Dave rubbed his face and cursed.

Brad said: ‘Anyway, the cops don’t have your name. But don’t worry either way. Mick will find a way to deflect the police away from us. Bear in mind they would have looked at people like us anyway, without Ramirez shooting his mouth off. I heard Grafton’s lot hit a rival’s place earlier, looking for leads. All his enemies will be targets. We’re grains of sand in a desert.’

‘Mick’s head’s a mess; so, how’s he going to sort it out? He can’t think straight. Everything that happened has clearly fucked him up. It explains why he overreacted with Grafton. Then that silliness killing Król just so he could get near Seabury’s wife. Now I hear he’s talking about watching Gold, Grafton’s solicitor. Is he going to kill him, too? And who’s gonna be in the cross hairs after that? Ever see that film, Six Degrees of Separation?’

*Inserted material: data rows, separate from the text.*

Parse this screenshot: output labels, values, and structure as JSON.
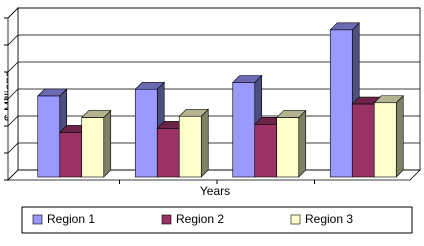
{
  "chart_data": {
    "type": "bar3d",
    "y_label": "$ Millions",
    "x_label": "Years",
    "categories": [
      null,
      null,
      null,
      null
    ],
    "series": [
      {
        "name": "Region 1",
        "color": "#9999ff",
        "values": [
          3.0,
          3.25,
          3.5,
          5.45
        ]
      },
      {
        "name": "Region 2",
        "color": "#993366",
        "values": [
          1.65,
          1.8,
          1.95,
          2.7
        ]
      },
      {
        "name": "Region 3",
        "color": "#ffffcc",
        "values": [
          2.2,
          2.25,
          2.2,
          2.75
        ]
      }
    ],
    "ylim": [
      0,
      6
    ],
    "yticks": [
      0,
      1,
      2,
      3,
      4,
      5,
      6
    ],
    "grid": true,
    "legend": "bottom"
  }
}
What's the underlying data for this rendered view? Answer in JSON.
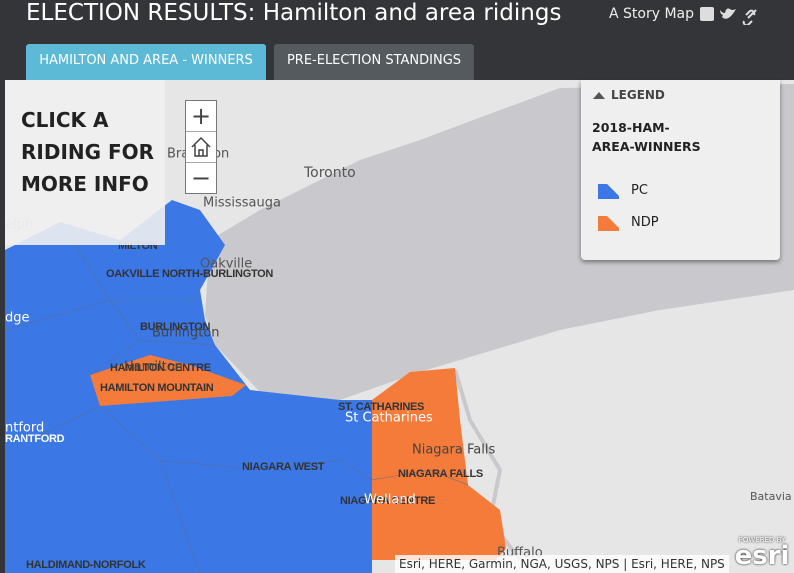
{
  "header": {
    "title": "ELECTION RESULTS: Hamilton and area ridings",
    "story_map_label": "A Story Map"
  },
  "tabs": [
    "HAMILTON AND AREA - WINNERS",
    "PRE-ELECTION STANDINGS"
  ],
  "panel": {
    "lines": [
      "CLICK A",
      "RIDING FOR",
      "MORE INFO"
    ]
  },
  "zoom": {
    "in": "+",
    "out": "−"
  },
  "legend": {
    "heading": "LEGEND",
    "title_lines": [
      "2018-HAM-",
      "AREA-WINNERS"
    ],
    "items": [
      {
        "label": "PC",
        "color": "#3b78e6"
      },
      {
        "label": "NDP",
        "color": "#f47b3a"
      }
    ]
  },
  "map_labels": [
    "Bra",
    "ton",
    "Toronto",
    "Mississauga",
    "elph",
    "MILTON",
    "Oakville",
    "OAKVILLE NORTH-BURLINGTON",
    "dge",
    "BURLINGTON",
    "Burlington",
    "HAMILTON CENTRE",
    "Hamilton",
    "HAMILTON MOUNTAIN",
    "ST. CATHARINES",
    "St Catharines",
    "Niagara Falls",
    "NIAGARA FALLS",
    "NIAGARA WEST",
    "NIAGARA CENTRE",
    "Welland",
    "ntford",
    "RANTFORD",
    "Batavia",
    "Buffalo",
    "HALDIMAND-NORFOLK"
  ],
  "attribution": "Esri, HERE, Garmin, NGA, USGS, NPS | Esri, HERE, NPS",
  "logo": {
    "powered_by": "POWERED BY",
    "brand": "esri"
  }
}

‘Look, he’s just covering all eventualities. It makes sense, if you think about it. They’re on the run. Król was going to burn us. Seabury’s wife might know where her bloke would hide. And Grafton never took a shit without consulting his lawyer, so maybe his wife thinks that’s the guy to go to. She’s gotta know by now that her man’s dead and the world thinks she’s been kidnapped. Some papers even said she’s the killer. The cops were always trying to nail Grafton, and she probably believed his bullshit that it was bullying, so a station full of cops is the last place she’s going to walk into.’

‘What, you agree with all this shit? What’s Mick going to resort to if Grafton’s wife ends up telling the cops all about us? Bomb London to shift attention? Think you’ll kiss the ground he walks on when that happens?’

‘That’s a bit far-fetched.’ Bomb London. Brad remembered when Mick had uttered something along those lines. Unless I burned the whole world, I might miss him and never know it. A couple of years ago now, and Brad had forgotten all about it. Somewhere along the way Mick had well and truly gone off the rails. With it in mind, he added: ‘Anyway, I don’t think this is about keeping her silent any lon

‘“Far-fetched”? What, you mean like overkill? Let me explain overkill, Brad. Overkill is when you shoot a guy dead, and then have a little sit down to get your energy, and then grab a fucking chainsaw to dice him up. Tell me that’s the sign of a guy in full control of his grey matter? And we stood by and watched. A quick kill might have got us to the Pearly Gates, but there’s a special level of Hell waiting for us now.’

‘Hey, as Nietzsche said, all the interesting people are missing from Heaven.’ He grabbed an empty plastic Pepsi bottle off the floor. ‘I expected as much, to be honest.’ He unscrewed the lid, and then unzipped his jeans. ‘Maybe the chainsaw was OTT. And he asked me a scary question about life after death. Sort of thing your God-fearing ass would say. But we’re not in his position, are we? Who are we to judge? We don’t know what it’s like after everything he’s been through. Maybe I’d have done exactly the same to Grafton if he’d done that to m

‘Hey, don’t piss in that, man. It’ll go everywhere. There’s a petrol can in the boot.’

Brad tossed the bottle down and grabbed the door release lever.

Dave said: ‘I want out. I just wanted the money, and I’ve got it. I don’t owe him anything, so I’ve got no reason

‘What are you saying? That I owe him? He got me off a murder charge. He needed us to get to Grafton. It was a business deal. You think I’m doing this as a favour? I’m trying to save my own skin, that’s all. Got that? I don’t owe anyone anything, okay?’

‘Whatever, man. I’m just saying there’s no reason for us to be involved. Grafton’s dead, so we all got our payback. Payback and a paycheque. We should be happy.’

Brad didn’t know what to say to that. He knew Dave was right, and he wasn’t even sure exactly why he was going along with Mick’s plan any longer. Probably because he trusted the guy to keep them safe. He opened the door slowly and got out.

As he stood up he flicked a glance across the road at the Seabury house.